Frauenkommission des Gehörlosenbundes
Mehrere Projekte von Frauen mit Behinderungen fanden in den 1990er Jahren ihre Anfänge. Geprägt von den Eindrücken des Frauenstreiks 1991 initiierten gehörlose Frauen die Arbeitsgruppe FRAU innerhalb des Schweizerischen Gehörlosenbundes (SGB-FSS), dem politisch aktiven «Selbsthilfeverband» der Gehörlosen. Einzelne Exponentinnen, besonders die erste Frauenbeauftragte des SGB, Jutta Gstrein, machten sich für die Sichtbarkeit ihrer Bedürfnisse und der spezifischen Identität als gehörlos und Frau stark. Ein wichtiges Ziel der Arbeitsgruppe FRAU war die Vernetzung mit «Frauenprojekten unserer Gesellschaft» und der Aufbau eines «Netzwerks zu anderen Frauenorganisationen». Dieses Bedürfnis entstammte der Erfahrung, dass die Vernetzung mit hörenden Frauen für die in gebärdensprachlich kommunizierenden gehörlosen Frauen besonders schwierig war und sie im Zugang zu Frauenräumen mit spezifischen Hürden konfrontiert waren.
avanti donne
Ebenfalls in die 90er Jahre geht die Idee für die Kontaktstelle avanti donne– Interessenvertretung von Frauen und Mädchen mit Behinderung als Anlaufstelle für behinderte Frauen zurück. Auslöser war die transnationale Vernetzung zwischen Frauen aus Österreich und der Schweiz. Eine Pionierin dieser Vernetzungsstelle war Rita Vökt-Iseli, die zuerst innerhalb der Selbsthilfeorganisation Procap eine Frauengruppe anstiess. Im Jahr 2000 organisierte diese Gruppe in Olten eine erste Frauenkonferenz für Frauen mit Behinderung mit über 90 Teilnehmerinnen.

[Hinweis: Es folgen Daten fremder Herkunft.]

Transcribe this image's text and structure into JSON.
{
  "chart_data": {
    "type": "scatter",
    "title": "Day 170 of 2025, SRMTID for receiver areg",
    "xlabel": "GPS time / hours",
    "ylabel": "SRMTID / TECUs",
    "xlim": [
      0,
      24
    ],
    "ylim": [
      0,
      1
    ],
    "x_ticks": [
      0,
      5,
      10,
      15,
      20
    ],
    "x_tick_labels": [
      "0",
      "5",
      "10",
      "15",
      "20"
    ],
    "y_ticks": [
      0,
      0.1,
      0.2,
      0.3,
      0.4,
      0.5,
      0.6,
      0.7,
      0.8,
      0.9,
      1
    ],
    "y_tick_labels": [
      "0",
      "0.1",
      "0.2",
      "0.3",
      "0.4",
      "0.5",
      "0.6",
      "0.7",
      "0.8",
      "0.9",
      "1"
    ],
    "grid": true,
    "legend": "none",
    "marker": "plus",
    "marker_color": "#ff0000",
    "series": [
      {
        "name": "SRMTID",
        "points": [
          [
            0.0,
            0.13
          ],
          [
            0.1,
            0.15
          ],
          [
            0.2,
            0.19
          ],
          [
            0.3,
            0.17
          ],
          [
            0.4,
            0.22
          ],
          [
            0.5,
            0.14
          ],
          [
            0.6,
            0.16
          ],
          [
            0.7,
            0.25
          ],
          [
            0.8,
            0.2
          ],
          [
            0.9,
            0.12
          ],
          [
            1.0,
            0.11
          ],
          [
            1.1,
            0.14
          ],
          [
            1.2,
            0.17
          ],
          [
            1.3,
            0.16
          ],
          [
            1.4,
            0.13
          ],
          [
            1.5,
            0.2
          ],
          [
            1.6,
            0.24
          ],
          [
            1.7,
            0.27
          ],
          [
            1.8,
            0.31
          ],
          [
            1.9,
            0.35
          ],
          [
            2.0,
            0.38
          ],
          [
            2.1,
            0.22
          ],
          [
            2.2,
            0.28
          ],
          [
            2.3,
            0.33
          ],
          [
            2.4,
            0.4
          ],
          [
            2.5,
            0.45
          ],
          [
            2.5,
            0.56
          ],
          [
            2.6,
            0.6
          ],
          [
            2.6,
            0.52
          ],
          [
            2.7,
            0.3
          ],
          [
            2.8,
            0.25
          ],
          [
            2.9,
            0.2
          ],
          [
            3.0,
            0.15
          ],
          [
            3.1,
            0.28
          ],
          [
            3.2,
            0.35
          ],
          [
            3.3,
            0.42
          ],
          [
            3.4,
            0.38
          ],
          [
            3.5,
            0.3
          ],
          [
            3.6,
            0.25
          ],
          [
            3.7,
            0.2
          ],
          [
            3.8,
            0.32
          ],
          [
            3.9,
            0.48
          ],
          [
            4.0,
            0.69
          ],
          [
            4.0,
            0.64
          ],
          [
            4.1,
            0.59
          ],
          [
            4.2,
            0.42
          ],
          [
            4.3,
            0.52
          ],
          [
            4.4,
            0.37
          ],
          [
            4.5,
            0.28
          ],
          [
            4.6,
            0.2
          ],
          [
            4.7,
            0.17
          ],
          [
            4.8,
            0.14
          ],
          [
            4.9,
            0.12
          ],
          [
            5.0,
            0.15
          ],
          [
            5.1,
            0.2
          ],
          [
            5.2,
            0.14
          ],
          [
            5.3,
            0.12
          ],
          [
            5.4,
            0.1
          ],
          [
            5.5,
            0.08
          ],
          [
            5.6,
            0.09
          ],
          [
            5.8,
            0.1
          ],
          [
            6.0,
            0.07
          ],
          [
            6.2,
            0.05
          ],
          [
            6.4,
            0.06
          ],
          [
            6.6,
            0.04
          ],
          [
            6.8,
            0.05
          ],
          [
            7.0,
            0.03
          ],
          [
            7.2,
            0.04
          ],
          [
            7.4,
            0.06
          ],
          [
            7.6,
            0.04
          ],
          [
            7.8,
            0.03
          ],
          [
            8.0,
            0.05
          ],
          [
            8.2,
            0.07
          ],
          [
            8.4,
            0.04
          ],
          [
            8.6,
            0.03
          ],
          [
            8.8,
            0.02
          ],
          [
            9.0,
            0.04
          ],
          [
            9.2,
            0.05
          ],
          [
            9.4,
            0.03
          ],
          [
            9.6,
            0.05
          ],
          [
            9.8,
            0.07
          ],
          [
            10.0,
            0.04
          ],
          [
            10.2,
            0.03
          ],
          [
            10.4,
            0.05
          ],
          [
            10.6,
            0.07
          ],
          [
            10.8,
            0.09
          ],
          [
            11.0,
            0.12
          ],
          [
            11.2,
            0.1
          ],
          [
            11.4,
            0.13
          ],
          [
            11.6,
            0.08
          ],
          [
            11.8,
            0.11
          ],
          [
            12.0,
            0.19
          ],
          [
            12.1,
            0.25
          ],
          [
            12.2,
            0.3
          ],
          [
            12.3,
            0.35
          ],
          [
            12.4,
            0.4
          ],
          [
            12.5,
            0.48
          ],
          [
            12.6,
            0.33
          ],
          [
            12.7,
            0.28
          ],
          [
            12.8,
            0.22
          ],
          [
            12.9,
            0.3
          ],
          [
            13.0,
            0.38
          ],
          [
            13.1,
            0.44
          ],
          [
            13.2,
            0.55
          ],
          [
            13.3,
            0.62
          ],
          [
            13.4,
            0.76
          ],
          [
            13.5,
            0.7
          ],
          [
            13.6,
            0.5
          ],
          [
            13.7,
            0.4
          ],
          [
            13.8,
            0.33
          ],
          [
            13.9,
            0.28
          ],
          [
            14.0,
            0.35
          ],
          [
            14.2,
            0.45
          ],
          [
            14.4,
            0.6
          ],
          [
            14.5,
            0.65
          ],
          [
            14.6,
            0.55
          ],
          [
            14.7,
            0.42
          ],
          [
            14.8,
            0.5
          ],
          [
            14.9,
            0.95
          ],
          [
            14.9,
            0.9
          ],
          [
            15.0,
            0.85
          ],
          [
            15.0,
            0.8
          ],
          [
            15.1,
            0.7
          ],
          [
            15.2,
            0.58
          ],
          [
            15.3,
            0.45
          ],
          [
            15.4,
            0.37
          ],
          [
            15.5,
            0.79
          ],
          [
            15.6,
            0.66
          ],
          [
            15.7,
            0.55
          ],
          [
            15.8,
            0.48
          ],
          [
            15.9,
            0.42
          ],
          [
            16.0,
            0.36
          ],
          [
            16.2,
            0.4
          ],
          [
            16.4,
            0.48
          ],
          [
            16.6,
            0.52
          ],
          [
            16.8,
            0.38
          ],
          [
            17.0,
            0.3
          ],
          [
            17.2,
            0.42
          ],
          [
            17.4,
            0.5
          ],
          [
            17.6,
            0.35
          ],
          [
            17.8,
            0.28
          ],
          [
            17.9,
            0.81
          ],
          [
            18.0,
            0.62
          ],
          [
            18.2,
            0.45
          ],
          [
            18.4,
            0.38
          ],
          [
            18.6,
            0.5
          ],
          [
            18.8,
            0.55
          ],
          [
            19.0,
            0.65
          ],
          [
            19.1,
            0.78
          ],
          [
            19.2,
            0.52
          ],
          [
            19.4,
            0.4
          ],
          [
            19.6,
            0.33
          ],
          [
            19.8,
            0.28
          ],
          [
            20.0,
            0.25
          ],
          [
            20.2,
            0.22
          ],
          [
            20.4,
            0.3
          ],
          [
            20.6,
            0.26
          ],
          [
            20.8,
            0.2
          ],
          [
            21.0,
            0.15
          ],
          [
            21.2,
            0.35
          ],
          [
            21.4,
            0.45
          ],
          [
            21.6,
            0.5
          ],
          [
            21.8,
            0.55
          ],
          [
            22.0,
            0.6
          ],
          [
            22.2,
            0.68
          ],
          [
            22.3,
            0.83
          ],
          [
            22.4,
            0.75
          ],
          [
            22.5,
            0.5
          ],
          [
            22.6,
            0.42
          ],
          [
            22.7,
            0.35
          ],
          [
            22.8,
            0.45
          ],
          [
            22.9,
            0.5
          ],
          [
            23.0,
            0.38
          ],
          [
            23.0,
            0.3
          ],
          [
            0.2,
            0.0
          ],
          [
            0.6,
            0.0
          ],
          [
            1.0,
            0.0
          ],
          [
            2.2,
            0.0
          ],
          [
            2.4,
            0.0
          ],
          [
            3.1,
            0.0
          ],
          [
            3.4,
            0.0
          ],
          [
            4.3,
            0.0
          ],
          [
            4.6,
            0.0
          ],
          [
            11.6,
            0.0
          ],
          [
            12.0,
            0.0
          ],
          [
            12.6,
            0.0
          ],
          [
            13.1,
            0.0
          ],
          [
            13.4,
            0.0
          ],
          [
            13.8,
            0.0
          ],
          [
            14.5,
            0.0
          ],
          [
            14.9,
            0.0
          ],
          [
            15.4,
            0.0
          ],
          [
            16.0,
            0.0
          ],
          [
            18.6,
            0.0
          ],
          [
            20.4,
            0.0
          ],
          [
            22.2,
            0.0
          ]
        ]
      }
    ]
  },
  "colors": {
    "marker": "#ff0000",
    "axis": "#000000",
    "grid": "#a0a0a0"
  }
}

Die am 8. März 2002 eröffnete virtuelle Anlaufstelle avanti donne ist dem Prinzip des Peer Counselling verschrieben: Frauen mit Behinderung unterstützen andere Frauen mit Behinderungen. Die Fachstelle hat in den letzten Jahren aber auch verstärkt Forschungsprojekte zur Lage von Frauen mit Behinderung angestossen und sich für die verstärkte Sichtbarkeit der Mehrfachbelastung behinderter Frauen im Alltag eingesetzt. Mit dieser Arbeit verweist avanti donne auch immer wieder auf blinde Flecken breiter feministischer Kreise, wo Frauen mit Behinderung noch immer wenig sichtbar sind.
Quelle: avanti donne – Interessenvertretung Frauen und Mädchen mit Behinderung (Hg.): Vernetzung, Maisprach 2010 (netzbrief. Frau, Behinderung & Gesellschaft 1). Online: https://www.avantidonne.ch/getdoc/71a5adff-0c4c-421f-ae63-e798d97665e2/netzbrief_1-10_Original.aspx, Stand: 15.06.2021.
Quelle: Vökt-Iseli, Rita: avanti donne. Ein Frauenselbsthilfeprojekt in der Schweiz, Referat an der Konferenz behinderter Frauen in Linz 2004. Online: https://www.avantidonne.ch/ueber-uns/Geschichte.aspx, Stand: 15.06.2021.
Quelle: Schweizerischer Gehörlosenbund Region Deutschschweiz (Hg.); Frauenbewegung, Zürich 2000 (SGB-Nachrichten 75) (Titelseite und Editorial).